Tramp, tramp, tramp! Regular, rhythmic, the sound of their marching was like the thunder of a great army. Ogden Wilmerding, hurrying toward a coveted place in the lower stand, felt the thrill which that sound brings to the heart of every fan who has hibernated reluctantly for six long months.
“Nothing like it,” he chuckled as he was swept along. “This looks a lot like opening day,” he went on, peering over the top of the last row of seats. “I’m not so sorry as I was over getting back too late for that.”
He soon saw that it would be impossible to get the seat he wanted. The section directly behind the plate was filled in solid. For a moment he stood there peering down at the reporters’ bench in a vain hope that some one he knew—Jack Stillman, perhaps—might find room for him there. He saw places enough; but neither Stillman nor any other of his newspaper friends had yet appeared.
“Hang it all!” he muttered. “Why didn’t I start half an hour earlier, or wire from Boston for a box?”
“Because you’re the same lazy old slob you were three years ago,” chuckled a voice in his ear.
Wilmerding whirled, his eyes popping, stared for a second in speechless amazement at the young man against whose shoulder he had been almost leaning. Then he fell upon him with a roar of delight.

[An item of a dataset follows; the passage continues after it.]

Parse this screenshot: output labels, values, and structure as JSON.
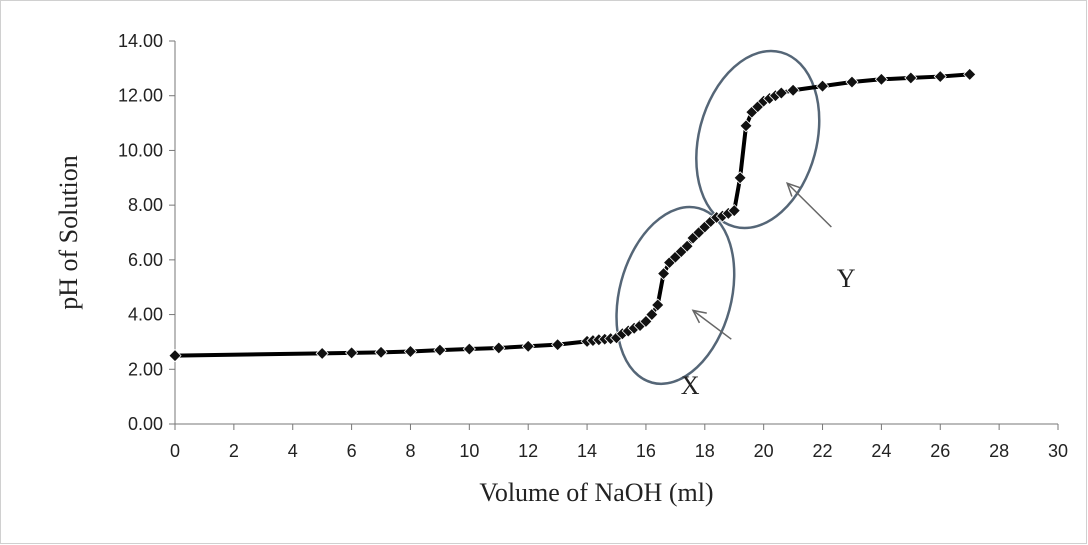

“Well, I’ll be hanged!” he gurgled. “Snow, you old cut-up, where in time have you been? I thought you’d croaked years ago. Shove along and give me a chance. You’re spread over two seats, easy.”
Snowden Pell obeyed laughingly. The man beside him, taking in the situation with a good-natured grin, likewise moved, and Wilmerding was accommodated with a seat.
“It takes a lot to put me out of business,” Pell chuckled when his friend had settled beside him. “I’m very far from being a dead one, as they’ll tell you out in Seattle.”